また見合いの減少と裏腹の関係にあると思われるのが、女性の社会進出がより本格化してきたことである。これも1970年代の社会ムーブメントの一つと言える。そして、これは同時に結婚開始年齢の上昇も伴った。つまり、晩婚化が進展したということである。

 

未婚化には二つのフェーズがあり、一つは晩婚化であり、もう一つは非婚化である。現代において、晩婚化と非婚化はかなり違う現象である。それなりの数の確信的非婚者が存在し、彼らが結婚しないのは彼らの意志であり、それが非婚化の大きな部分となっている。もちろん、生涯未婚者の中には結婚を希望しているにも関わらず、結婚できない人が多数含まれているのは間違いない。ただそれ以上に、そもそも最初から結婚に価値を見出していない人が多数存在するのである。それが非婚化である。 

晩婚化はそもそも結婚を希望している人たちであり、ただ配偶者を見つけるのに時間がかかり、最終的に結婚開始年齢が遅れた人たちである。以前であれば、彼らは見合いによってそれなりの年齢までに配偶者に出会うことができた。見合い結婚が一般的でなくなるに従って、彼らが結婚相手と出会う機会は更に減少し、結婚相手に出会うまでに時間がかかる人が増え、晩婚化が進展することになる。 

 

そして、女性の社会進出と時を同じくして起こっている都市化の更なる進展は、少子化に繋がるまた違う問題も引き起こしている。そもそも結婚相手と知り合うきっかけは、見合いを除くと、家族を通してか、友人を通してか、あるいは職場を通してである。それらが結婚相手と知り合うきっかけの大部分を占めている。ところが地方から都市に出てきた人たちにとって、家族を通しての出会いは難しく、また友人の数も比較的に少ない。結局、職場が一番有望な出会い先となるが、明らかに出会う機会が少なくなっているのは間違いない。恋愛結婚という前提であれば、都市化は人と人が結婚相手と出会う可能性を低下させており、ひいては結婚率を押し下げる効果を持つ。

 

いずれにせよ、未婚化は出生率の低下を招いてきた。非婚化は結婚率の低下を招き、出生率を押し下げることになる。晩婚化は結婚出生率を低下させ、出生率を押し下げることとなる。それは、生物的に、結婚開始年齢が遅くなると、多くの子供を作る可能性が低下するからである。
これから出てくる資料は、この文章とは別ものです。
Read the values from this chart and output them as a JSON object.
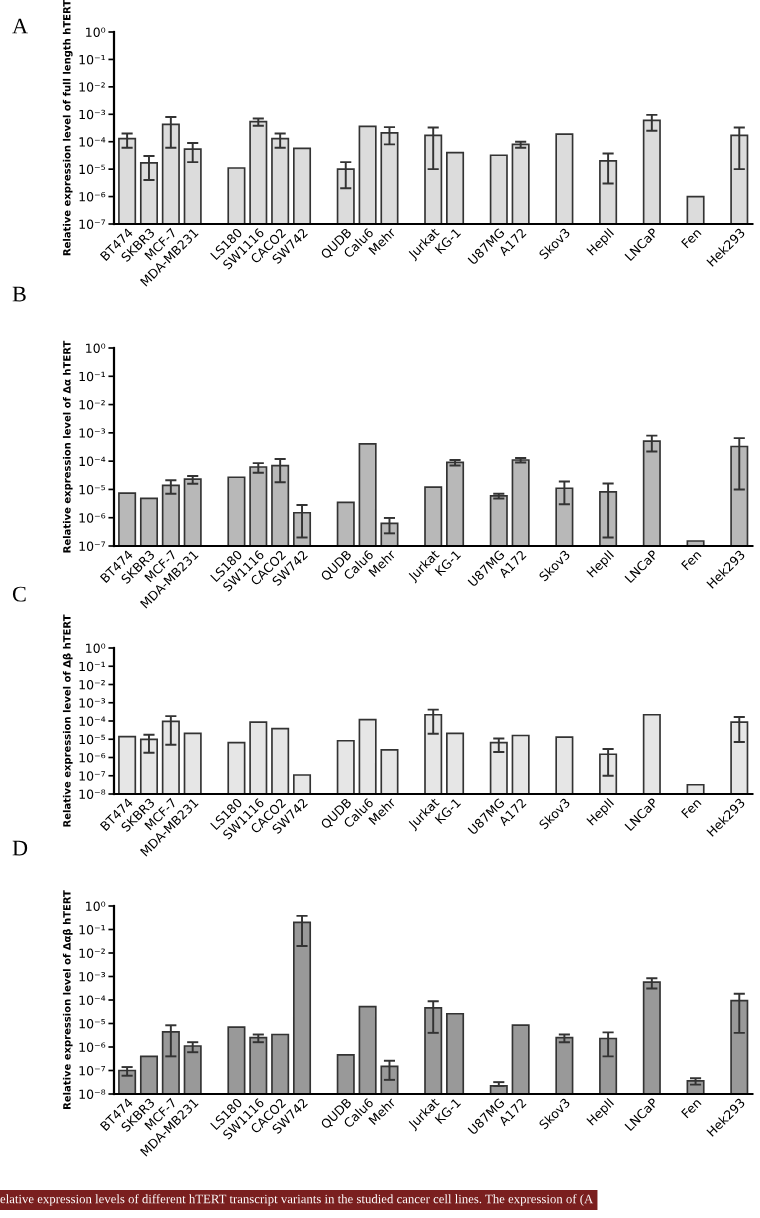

この問題に対処し、出生率を維持することが出来た国は婚外子率の増加をみた国だけである。結局、全体の合計出生率が高いのは若年層の出生率が高いからであり、未婚化という中でそれを達成するためには、婚外子率が高くなければならない。つまり、若年層が結婚せずに子供を作るという選択をし、生物的に出生力が高い間に子供を儲け、全体の合計出生率が一定のレベルを維持されるというわけである。

その背景には、そもそも婚外子率が高く、社会的に婚外子を受け入れる素地が存在している必要があった。つまり、1970年代以前において比較的に婚外子率が高かった社会だけが、その後の社会変化の中でも出生率を落とすことはなかった。少子化に陥った国とそうでない国の間には文化的な素地の差があった。 

ただし、これだけでは出生率を維持する条件としては不十分であったと思われる。婚外子率と同時に社会保障制度の充実が必要であった。1970年代の社会的変化は核家族化も生み出している。そもそも核家族が全くサポートなしの子育てをその家族だけでするのはかなり難しい。それは現代だけでなく、過去においてもそうである。基本的には、子育てには家族のサポートや地域のサポートが必要である。それは過去においては普通に存在していたが、現代においては必ずしも前提にある条件ではなくなっている。子育て家庭が孤立化することは普通に見られることである。また、少子化の拍車は、子育て家庭同士を結び付けること自体も難しくしている。

つまり、一定の社会保障制度が必要なのである。それが存在する国では、そこまでの出生率の低下は見られてない。女性の社会進出と子育てを両立できる制度設計になっていない国では、女性は仕事か子育てかの選択を迫られ、結果として、出生率の低下を招くことになる。 少子化にならなかった国の背景には高い婚外子率があるが、それと同じくらいに社会保障制度の整備が重要であったというわけである。

日本は社会保障制度自体は整備されているものの、運用上に不備があると言える。その最たる例が待機児童問題である。それは社会保障制度の運用上の不備以外の何物でもない。子育て支援制度の存否ではなく、利用し易さが重要なのである。そして、それらの制度の利用し難さは少子化を導く一因となっている。